From: Stefan Monnier
Subject: Re: [PATCH] (Updated) Run hook when variable is set
Date: Sun, 15 Feb 2015 15:25:52 -0500
User-agent: Gnus/5.13 (Gnus v5.13) Emacs/25.0.50 (gnu/linux)

>> It shouldn't either.  This issue of which kind of advice to use is not
>> specific to this variable, so there's no need to put it there.
> It's an unusual function.

I don't see why it should be special: it take the symbol that's about to
be changed, its old/current value, and the candidate new value and returns
the actual new value that should be used.
Nothing special that I can see about that.

> interaction with «let», and how to deal with the case of makunbound, all
> need to be documented somewhere,

Yes, handling unbound does require special care and needs to be
documented, but it doesn't affect the way add-function is to be used.

> and for completeness, it makes sense for the documentation to also
> cover the case of not overriding the return value.

How to override the value or block the assignment can be inferred from
the above description.

> If not in the docstring, then maybe in the manual?

If you want to give examples, then indeed the manual would be a good
place for it.

>> Actually I don't see these as two independent elements combined
>> into one.  I see it as a single value with 3 levels:
>> - any write you want
>> - write vetted by Elisp code
>> - no write at all
> If there's just :before advice (e.g. a profiler), then the write is
> not vetted.

It is vetted, it's just that the vetting function decides not to always
let things pass through.

>> So far we've been extra careful to try and make sure Qunbound doesn't
>> escape into Elisp world.  I don't think we want to reconsider this
>> design choice, since adding this Qunbound as a "normal" value in Elisp
>> will just create the need for another special "really unbound" value.
> Qunbound already escapes: you just have to use makunbound instead of «set»
> to set it, and boundp instead of symbol-value to read it.

That doesn't let Qunbound escape.  It gives you access to the concept
and lets you control put (and check for) Qunbound in a symbol's
`value' slot.  But you don't actually get access to that value, so you
can't store it in other slots of a symbol, or in a vector, list, ...

> I've removed «void». I recommend making makunbound stop working on
> non-globals too.

`let' on dynamically-scoped variables doesn't make them non-local.

Or rather, whether it does or not is a philosophical question (does
`let' create a new variable which shadows the outer one, or does it just
temporarily change the value of the variable?).

Once you introduce multiple threads with shared memory, those threads
get to test their theory, and usually it's considered that let-binding
in that case should have only a thread-local effect, whereas the current
implementation technique used in Emacs would naturally lead to the
let-bindings having a global effect.

>> - OLDVAL is either a list of one element containing the old value, or
>> nil (when that old value is Qunbound).
> Then run_varhook must cons.
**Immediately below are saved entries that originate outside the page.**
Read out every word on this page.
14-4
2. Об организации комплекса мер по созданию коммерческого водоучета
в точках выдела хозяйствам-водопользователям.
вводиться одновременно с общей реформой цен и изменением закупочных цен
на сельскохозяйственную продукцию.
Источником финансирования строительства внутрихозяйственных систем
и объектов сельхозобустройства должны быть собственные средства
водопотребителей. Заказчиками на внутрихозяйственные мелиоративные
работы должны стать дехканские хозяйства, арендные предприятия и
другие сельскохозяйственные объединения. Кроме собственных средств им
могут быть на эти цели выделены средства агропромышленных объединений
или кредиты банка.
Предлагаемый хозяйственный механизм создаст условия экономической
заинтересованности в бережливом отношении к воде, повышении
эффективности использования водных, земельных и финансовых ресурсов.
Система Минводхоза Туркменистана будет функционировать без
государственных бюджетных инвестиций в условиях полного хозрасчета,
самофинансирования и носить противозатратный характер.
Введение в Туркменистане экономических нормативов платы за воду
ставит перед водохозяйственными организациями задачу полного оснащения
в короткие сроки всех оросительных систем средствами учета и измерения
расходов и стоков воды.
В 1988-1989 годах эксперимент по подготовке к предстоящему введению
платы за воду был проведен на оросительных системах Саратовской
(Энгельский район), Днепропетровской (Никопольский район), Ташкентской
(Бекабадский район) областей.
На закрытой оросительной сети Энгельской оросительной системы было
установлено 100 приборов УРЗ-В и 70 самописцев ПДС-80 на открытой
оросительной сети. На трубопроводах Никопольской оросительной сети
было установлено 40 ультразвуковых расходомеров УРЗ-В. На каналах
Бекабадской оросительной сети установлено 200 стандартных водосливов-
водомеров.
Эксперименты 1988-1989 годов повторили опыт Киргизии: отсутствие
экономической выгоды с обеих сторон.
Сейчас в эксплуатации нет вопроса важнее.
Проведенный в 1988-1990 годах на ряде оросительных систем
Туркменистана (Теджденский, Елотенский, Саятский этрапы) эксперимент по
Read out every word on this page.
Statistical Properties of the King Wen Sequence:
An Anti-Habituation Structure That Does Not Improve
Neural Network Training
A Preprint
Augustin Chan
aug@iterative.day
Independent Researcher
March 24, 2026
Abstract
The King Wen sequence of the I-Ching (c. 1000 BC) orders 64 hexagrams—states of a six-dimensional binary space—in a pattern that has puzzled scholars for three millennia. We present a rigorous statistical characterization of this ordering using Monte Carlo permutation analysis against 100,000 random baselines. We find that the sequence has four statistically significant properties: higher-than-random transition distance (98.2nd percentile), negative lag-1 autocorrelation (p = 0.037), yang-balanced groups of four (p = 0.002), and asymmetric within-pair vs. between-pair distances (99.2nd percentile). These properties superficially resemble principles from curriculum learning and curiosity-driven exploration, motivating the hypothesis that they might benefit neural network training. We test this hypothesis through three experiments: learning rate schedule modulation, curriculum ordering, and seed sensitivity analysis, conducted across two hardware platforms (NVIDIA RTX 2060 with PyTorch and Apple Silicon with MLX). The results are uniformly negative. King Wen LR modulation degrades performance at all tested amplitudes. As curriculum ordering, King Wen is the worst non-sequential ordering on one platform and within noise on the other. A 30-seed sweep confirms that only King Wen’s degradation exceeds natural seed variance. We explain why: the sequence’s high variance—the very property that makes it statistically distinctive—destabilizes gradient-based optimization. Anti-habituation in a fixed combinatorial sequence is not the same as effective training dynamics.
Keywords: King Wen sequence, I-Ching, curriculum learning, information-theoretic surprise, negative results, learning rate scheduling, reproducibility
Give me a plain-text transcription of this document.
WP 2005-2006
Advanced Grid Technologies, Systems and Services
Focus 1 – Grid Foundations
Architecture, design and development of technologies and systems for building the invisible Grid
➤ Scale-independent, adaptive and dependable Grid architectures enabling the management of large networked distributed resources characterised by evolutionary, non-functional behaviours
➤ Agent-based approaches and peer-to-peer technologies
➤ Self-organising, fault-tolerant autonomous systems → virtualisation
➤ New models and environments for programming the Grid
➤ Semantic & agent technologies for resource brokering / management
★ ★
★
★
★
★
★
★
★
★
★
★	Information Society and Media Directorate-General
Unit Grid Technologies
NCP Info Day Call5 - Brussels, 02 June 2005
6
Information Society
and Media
That'll generate a lot of garbage if you use it
> for profiling, or for debugging in a way where you don't just pause to
> inspect every hooked variable. Is that ok?

I think it's OK, yes.

>> - Use a special value to represent "unbound", e.g. a special keyword like
>> `::value--unbound::'.
> (because it's impossible to set a hooked variable to that keyword),

Yes, that's a disadvantage.

> Or to avoid needing to cons in run_varhook, it could specbind something like
> Qsymbol_newval_void (to t if the new value is Qunbound), so the hook

Yuck.  That's even worse than using a value that is hopefully never
used elsewhere, like `::value--unbound::'.

> Would ⌜const_hooked⌝ be ok?

How 'bout `writable' with values yes/no/thrufunction?